The new curriculum will combine existing programs built separately by the San Francisco Unified School District (SFUSD) and Franklin’s CANON research lab. Both started with the Scratch visual programming language and the Creative Computing Curriculum Guide, developed at Harvard University. SFUSD integrated this program into their english and language arts curriculum, where students use Scratch to learn about the structure of stories and genre. A UChicago study led by CS graduate student Jean Salac found that this curriculum improved computational knowledge, but with a performance gap between students at high-performing and low-performing schools.
To address this gap, both UC-Irvine and UChicago have developed new approaches to improve both the linguistic and computer science halves of the curriculum. Franklin’s CANON team has added two pedagogical approaches — an existing approach called Use-Modify-Create and their own TIPP&SEE — that help students explore the code beneath a computer program, then change it themselves to observe how it alters program behavior.
“They’re playing the project and observing closely what happens and then going into the code, navigating the code, and connecting that to what they observed when it ran,” Franklin said. “Then there’s what I consider deliberate tinkering, where you have them change parameters in the instructions and then run it again, and observe how that changed the execution, so that they can start to learn what those blocks actually mean and what role they have within the code.”
This past summer, the CANON Lab modifications were integrated into the SFUSD program. With the new EIR grant, UC Irvine’s modifications will be integrated as well, creating a single curriculum intended for fourth-grade students. They’ll pilot it at schools in Santa Ana, San Francisco, and Chicago, and then run a randomized controlled trial across the Santa Ana district. A total of 4,000 students are expected to work with the curriculum over the project’s five-year term, and teachers will receive professional development instruction under the program as well.

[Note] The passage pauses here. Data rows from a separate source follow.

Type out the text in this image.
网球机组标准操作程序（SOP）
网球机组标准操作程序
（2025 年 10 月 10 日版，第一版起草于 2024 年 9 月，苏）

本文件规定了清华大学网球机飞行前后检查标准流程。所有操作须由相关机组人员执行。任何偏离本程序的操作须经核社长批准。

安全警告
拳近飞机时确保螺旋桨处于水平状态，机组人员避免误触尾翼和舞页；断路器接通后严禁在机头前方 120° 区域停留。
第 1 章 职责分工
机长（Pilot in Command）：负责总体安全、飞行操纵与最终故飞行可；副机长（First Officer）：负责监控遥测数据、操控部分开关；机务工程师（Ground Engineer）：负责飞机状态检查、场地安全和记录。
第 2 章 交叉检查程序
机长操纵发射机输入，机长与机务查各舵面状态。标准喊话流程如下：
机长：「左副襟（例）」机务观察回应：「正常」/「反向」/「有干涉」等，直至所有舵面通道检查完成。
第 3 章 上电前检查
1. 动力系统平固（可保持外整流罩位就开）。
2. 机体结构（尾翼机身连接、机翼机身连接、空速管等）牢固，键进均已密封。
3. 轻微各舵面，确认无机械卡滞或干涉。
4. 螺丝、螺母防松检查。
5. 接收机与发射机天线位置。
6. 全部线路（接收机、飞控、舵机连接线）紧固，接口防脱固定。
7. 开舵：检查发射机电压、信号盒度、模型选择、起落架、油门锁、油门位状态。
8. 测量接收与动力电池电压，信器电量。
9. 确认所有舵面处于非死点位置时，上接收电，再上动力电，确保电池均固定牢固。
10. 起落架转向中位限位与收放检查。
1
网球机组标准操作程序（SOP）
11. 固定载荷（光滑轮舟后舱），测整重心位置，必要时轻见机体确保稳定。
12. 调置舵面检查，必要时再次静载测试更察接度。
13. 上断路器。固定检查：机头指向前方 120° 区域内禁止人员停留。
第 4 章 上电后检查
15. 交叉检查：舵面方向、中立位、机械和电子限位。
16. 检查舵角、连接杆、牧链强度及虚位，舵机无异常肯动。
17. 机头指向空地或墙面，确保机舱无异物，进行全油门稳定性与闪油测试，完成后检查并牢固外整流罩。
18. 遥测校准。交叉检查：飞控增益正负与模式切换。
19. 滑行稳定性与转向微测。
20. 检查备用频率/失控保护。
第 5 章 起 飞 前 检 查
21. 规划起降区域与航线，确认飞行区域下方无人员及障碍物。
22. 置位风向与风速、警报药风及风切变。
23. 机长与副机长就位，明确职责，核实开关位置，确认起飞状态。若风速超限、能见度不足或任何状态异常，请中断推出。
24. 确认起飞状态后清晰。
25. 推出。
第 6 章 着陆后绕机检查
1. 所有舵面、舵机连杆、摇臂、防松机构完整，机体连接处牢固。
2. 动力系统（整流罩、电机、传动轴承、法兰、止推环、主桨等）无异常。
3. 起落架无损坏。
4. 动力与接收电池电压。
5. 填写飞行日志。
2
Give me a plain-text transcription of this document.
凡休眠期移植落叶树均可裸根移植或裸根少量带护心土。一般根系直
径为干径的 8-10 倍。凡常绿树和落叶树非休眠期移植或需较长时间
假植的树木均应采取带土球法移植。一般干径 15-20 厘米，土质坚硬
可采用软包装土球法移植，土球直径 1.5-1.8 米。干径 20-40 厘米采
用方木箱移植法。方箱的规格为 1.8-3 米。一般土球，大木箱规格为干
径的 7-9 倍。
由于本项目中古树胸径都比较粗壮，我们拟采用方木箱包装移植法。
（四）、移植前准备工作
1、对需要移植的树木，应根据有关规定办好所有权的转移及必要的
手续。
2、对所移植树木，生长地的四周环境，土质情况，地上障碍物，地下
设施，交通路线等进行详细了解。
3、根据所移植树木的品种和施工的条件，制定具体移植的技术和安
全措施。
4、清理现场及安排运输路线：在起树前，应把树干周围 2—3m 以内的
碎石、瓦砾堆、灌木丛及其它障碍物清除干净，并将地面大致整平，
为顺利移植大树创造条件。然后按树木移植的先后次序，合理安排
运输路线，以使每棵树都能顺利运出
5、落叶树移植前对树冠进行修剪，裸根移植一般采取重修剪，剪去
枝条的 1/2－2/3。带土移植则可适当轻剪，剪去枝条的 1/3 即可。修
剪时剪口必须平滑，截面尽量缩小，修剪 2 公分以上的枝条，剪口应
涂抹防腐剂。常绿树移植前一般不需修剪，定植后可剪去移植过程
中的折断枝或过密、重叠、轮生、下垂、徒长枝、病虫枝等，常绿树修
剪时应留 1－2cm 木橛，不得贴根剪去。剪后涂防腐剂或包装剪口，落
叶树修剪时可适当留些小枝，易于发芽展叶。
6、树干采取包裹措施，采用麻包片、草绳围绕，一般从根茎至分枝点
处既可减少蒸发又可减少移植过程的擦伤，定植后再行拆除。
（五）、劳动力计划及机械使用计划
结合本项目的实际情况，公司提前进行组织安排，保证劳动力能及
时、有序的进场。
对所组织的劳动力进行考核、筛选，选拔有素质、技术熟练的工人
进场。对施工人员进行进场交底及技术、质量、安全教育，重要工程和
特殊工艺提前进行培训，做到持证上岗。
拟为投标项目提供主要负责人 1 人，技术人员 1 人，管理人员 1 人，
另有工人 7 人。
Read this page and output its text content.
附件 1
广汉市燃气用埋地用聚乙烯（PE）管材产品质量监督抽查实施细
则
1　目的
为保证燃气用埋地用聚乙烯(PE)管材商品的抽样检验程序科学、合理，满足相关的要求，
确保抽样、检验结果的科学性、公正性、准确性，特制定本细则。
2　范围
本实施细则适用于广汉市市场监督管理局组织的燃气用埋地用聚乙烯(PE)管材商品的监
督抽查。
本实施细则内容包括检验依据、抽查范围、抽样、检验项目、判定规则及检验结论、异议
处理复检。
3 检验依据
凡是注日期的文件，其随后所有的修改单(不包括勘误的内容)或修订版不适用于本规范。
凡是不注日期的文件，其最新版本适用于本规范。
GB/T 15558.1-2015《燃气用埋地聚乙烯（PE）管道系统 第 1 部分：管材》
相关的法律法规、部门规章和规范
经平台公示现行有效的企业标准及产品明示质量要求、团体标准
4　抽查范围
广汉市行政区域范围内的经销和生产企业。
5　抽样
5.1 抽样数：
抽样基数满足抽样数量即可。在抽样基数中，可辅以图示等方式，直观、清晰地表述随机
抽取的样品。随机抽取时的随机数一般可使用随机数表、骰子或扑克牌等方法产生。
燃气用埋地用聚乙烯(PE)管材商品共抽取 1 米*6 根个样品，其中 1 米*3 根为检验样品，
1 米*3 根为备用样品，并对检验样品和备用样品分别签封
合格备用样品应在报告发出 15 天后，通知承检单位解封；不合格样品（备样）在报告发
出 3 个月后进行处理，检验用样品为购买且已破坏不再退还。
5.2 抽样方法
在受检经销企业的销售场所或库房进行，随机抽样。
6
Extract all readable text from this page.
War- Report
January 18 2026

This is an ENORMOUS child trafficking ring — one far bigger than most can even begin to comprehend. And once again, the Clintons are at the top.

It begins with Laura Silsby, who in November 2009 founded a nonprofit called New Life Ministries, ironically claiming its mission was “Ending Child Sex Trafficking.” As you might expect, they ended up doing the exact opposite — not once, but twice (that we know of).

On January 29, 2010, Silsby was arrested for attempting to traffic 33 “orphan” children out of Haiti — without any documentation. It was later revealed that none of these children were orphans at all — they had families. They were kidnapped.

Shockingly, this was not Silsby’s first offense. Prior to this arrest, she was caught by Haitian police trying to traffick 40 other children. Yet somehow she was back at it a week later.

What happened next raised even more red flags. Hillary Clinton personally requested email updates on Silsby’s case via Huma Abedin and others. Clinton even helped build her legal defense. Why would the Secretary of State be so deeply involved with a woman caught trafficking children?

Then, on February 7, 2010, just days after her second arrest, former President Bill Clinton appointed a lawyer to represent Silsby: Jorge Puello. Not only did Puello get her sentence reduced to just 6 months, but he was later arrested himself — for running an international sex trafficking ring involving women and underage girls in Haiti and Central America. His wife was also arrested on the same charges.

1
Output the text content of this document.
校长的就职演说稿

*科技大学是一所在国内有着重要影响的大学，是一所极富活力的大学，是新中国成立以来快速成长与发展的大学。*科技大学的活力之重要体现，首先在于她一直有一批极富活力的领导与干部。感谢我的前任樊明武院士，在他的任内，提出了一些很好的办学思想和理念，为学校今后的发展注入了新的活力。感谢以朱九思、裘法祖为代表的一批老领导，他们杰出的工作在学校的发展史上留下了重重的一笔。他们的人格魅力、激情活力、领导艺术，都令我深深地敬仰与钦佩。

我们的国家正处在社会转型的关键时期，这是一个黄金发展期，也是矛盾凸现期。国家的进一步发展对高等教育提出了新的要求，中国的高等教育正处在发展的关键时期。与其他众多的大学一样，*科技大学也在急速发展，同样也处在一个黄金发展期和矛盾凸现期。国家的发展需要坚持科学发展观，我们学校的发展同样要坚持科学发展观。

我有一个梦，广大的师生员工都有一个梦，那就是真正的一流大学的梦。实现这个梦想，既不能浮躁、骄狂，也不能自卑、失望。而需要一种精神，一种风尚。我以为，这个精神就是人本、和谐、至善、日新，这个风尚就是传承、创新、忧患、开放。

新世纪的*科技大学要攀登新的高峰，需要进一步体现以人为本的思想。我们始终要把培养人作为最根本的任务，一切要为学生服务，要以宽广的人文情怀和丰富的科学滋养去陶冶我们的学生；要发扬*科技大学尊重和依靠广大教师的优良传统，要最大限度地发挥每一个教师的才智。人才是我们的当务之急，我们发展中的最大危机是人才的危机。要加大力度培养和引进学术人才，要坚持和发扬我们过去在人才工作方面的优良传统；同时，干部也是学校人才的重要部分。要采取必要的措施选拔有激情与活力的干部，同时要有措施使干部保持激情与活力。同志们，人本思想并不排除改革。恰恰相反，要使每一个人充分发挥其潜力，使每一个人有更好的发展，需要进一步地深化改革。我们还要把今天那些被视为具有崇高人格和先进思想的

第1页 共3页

“It is our intention to transform the teaching of computer science in Santa Ana and beyond,” said UCI School of Education Professor Mark Warschauer in a UCI article. “As a result of this grant, every fourth grade teacher in Santa Ana will have received training in teaching computational thinking, with a focus on the needs of culturally and linguistically diverse learners. We expect that our work on this grant will eventually lead to expansion of computational curriculum for grades five and beyond, with national impact.”